The "Epic Link" field on screens (e.g. during issue creation or editing) shows all Epics in projects for which the user has the "Browse Projects" permission. However, in order to actually create the link the user needs the "Edit Issues" permission for both the Epic and the issue being created/edited (note: not the "Link Issues" permission). If the user attempts to create/edit an issue and link to an Epic that the user does not have permission to link to (i.e. in another project with different permissions), no error or warning is given on saving the changes and the resulting Epic Link field is left blank.
STEPS TO REPRODUCE
- Create two projects PROJA and PROJB.
- Create an epic in PROJA.
- Create a user and grant them only the "Browse Projects" permission for PROJA, and all permissions for PROJB.
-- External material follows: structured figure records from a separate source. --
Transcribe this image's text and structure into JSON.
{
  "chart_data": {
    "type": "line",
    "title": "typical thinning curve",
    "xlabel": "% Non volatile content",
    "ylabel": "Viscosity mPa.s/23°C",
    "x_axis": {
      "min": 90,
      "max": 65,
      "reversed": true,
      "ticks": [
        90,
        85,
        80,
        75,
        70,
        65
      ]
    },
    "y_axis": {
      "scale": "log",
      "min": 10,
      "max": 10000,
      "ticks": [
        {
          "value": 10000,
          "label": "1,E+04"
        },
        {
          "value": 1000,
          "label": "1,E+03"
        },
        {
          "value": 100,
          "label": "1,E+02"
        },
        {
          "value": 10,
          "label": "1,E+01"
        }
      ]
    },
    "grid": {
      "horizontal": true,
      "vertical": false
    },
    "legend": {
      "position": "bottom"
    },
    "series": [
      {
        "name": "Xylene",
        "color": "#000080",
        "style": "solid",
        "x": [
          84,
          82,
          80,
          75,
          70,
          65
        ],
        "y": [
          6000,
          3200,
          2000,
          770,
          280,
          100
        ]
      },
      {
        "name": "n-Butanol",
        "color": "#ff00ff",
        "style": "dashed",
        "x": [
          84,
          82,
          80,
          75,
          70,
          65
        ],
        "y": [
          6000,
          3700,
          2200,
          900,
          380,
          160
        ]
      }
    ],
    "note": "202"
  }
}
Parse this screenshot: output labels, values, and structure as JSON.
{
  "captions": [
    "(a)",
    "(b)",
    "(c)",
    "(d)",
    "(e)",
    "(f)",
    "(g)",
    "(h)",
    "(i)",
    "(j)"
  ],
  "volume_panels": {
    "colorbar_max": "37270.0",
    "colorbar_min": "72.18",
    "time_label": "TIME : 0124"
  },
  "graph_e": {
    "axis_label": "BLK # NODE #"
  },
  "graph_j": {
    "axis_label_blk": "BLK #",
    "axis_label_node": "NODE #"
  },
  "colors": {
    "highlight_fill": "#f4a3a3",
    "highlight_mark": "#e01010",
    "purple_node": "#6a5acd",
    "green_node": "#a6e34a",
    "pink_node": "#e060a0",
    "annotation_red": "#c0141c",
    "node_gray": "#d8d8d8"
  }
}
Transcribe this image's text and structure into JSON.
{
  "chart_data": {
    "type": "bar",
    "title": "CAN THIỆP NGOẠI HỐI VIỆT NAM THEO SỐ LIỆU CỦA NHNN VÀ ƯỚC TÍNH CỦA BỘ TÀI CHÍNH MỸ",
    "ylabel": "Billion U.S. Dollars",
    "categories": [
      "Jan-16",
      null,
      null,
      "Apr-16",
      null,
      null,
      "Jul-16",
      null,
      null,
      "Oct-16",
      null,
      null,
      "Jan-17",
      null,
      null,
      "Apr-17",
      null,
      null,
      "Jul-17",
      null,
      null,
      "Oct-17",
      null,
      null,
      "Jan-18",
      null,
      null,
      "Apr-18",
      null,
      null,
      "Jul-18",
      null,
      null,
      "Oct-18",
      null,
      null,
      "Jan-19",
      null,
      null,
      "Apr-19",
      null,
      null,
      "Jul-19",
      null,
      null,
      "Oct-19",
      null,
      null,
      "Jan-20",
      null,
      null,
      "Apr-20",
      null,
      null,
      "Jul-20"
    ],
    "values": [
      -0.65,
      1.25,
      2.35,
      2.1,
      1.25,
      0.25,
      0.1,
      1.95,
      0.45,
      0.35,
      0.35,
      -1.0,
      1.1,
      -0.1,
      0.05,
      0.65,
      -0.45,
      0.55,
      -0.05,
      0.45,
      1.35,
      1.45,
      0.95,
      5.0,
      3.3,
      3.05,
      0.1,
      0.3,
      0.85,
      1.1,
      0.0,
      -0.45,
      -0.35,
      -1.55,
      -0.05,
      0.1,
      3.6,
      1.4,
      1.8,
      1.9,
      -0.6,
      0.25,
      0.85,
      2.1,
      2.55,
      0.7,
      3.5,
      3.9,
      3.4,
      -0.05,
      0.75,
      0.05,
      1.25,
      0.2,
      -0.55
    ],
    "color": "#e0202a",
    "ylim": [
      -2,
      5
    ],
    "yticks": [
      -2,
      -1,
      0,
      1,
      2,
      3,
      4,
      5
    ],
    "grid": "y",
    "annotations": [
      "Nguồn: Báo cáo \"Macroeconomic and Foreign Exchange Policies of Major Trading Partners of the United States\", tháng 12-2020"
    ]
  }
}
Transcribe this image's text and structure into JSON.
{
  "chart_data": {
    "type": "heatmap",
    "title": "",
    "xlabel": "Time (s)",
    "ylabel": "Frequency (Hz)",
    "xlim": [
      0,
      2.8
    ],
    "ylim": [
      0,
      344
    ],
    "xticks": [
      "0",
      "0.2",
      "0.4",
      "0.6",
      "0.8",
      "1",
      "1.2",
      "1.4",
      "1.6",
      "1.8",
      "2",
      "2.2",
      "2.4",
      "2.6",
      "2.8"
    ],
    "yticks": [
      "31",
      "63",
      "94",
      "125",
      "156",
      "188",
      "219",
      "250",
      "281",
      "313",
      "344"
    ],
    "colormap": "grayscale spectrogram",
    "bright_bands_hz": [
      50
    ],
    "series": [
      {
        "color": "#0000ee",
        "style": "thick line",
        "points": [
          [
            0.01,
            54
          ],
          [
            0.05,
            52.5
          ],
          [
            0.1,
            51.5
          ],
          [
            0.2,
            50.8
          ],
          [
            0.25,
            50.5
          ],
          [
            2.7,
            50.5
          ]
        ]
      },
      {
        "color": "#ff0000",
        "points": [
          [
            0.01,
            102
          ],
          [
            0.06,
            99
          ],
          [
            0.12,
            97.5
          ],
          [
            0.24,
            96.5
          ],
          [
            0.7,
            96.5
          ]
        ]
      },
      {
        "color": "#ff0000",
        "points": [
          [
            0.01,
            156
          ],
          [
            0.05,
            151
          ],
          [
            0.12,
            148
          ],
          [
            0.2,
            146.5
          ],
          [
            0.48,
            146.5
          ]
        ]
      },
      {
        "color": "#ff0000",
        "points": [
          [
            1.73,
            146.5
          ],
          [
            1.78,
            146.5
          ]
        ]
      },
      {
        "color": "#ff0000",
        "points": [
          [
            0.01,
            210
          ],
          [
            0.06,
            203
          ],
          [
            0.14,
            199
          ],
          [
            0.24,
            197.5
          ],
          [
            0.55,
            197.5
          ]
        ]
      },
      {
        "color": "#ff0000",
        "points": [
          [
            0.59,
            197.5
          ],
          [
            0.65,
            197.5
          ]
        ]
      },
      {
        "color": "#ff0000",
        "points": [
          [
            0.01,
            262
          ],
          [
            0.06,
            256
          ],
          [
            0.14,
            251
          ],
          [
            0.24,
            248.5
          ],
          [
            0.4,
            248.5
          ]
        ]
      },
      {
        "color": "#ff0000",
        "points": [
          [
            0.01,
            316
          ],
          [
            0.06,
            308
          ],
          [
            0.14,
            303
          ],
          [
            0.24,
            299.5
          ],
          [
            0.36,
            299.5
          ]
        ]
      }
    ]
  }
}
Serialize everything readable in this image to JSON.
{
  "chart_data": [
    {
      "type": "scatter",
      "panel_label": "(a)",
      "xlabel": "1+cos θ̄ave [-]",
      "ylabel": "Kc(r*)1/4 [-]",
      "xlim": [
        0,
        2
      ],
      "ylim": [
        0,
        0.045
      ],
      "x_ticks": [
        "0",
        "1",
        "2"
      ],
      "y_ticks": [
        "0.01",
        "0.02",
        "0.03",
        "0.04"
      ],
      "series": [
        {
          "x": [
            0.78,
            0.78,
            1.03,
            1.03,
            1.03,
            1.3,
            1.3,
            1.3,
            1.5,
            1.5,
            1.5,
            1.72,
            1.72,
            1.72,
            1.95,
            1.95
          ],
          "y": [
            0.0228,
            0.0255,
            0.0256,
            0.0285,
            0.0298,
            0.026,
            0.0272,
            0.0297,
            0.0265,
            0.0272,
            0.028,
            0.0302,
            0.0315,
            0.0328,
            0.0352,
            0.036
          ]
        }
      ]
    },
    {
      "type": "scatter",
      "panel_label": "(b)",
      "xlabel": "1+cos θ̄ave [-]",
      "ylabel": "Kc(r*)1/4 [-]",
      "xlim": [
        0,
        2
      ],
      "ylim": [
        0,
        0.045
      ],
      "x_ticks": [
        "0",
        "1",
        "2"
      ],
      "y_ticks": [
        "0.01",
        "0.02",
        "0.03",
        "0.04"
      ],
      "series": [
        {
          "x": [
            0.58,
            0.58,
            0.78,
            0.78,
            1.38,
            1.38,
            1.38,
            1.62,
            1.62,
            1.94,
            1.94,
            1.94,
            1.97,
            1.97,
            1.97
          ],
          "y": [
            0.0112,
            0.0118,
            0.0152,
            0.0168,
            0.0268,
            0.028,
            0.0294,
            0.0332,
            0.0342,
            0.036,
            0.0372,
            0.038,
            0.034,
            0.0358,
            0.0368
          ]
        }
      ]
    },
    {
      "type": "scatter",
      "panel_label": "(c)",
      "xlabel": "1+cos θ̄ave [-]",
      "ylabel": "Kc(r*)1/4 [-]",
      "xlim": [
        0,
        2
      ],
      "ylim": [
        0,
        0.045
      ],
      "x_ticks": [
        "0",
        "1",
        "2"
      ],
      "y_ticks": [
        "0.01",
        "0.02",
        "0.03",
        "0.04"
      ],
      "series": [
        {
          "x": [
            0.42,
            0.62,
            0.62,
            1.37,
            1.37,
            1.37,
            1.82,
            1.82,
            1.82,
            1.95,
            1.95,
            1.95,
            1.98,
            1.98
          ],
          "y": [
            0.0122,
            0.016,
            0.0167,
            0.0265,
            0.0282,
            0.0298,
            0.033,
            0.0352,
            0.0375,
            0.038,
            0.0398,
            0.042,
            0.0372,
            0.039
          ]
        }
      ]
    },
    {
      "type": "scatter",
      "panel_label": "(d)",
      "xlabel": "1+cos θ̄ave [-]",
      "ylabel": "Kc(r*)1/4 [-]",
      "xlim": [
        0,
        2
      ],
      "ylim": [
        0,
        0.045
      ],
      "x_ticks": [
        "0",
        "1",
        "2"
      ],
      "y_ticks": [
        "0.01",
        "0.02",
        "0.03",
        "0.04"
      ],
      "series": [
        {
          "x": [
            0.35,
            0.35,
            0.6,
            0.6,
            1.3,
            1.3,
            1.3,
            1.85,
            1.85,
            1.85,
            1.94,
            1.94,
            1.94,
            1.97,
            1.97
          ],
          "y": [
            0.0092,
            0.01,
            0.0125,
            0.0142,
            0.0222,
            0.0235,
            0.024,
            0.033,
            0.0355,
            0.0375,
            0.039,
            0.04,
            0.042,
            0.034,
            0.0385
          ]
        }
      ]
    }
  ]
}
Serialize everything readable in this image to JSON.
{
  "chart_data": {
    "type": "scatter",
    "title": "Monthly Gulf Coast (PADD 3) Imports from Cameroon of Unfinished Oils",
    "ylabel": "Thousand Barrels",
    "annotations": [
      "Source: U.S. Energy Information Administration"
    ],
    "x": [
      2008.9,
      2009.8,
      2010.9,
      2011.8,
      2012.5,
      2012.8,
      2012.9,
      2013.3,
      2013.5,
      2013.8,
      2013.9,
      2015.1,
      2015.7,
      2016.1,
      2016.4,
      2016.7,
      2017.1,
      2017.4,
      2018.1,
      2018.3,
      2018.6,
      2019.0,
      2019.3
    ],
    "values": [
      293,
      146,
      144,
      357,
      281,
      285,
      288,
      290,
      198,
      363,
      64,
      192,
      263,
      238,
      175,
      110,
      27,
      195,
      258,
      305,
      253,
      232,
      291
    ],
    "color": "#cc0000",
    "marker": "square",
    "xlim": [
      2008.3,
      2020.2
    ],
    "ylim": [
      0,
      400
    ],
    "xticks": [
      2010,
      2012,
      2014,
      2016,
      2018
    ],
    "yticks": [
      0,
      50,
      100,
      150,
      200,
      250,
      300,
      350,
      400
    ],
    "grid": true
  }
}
- Log in as the above user.
- Create an issue in PROJB and use the "Epic Link" field to find the epic created in PROJA.
- Having created the issue, verify that no warning/error was given to say that the user doesn't have permission to link to the selected epic, and that the Epic Link field has been left empty.
We have a large number of teams working on a single JIRA instance across multiple projects. For reasons I won't go into (but can if need be), it is common for work in one project to be linked to an Epic in another. We also want to allow everyone to be able to "view" what is going on across the business in all projects, but want to control who can link to Epics in specific projects. Hence, all users are granted the "Browse Projects" permission, but further permissions are granted on a project by project basis, and users are only able to link to a small fraction of the projects which they can view.
The problems this bug causes with this use case are:
- A large number of Epics (several hundred in our case) are made available to a user even though they can't link to them in reality. Some other recent changes have made finding Epics easier, but it is still frustrating to have so many irrelevant Epics in the field.
- If a mistake is made (very easy when many projects have similarly named Epics) and an unlinkable Epic is selected, the lack of warning/error means that this can go unnoticed by users, and can be much harder to rectify in hindsight.
My preferred solution would be for the Epic Link field to only show Epics which the user can link to. If there is a reason I can't foresee for wanting to have unlinkable Epics in the screen, then at least providing a warning or preferably an error when the link is attempted would also be helpful, but would in the end only serve to highlight the underlying problem with the Epics shown in the Epic Link field.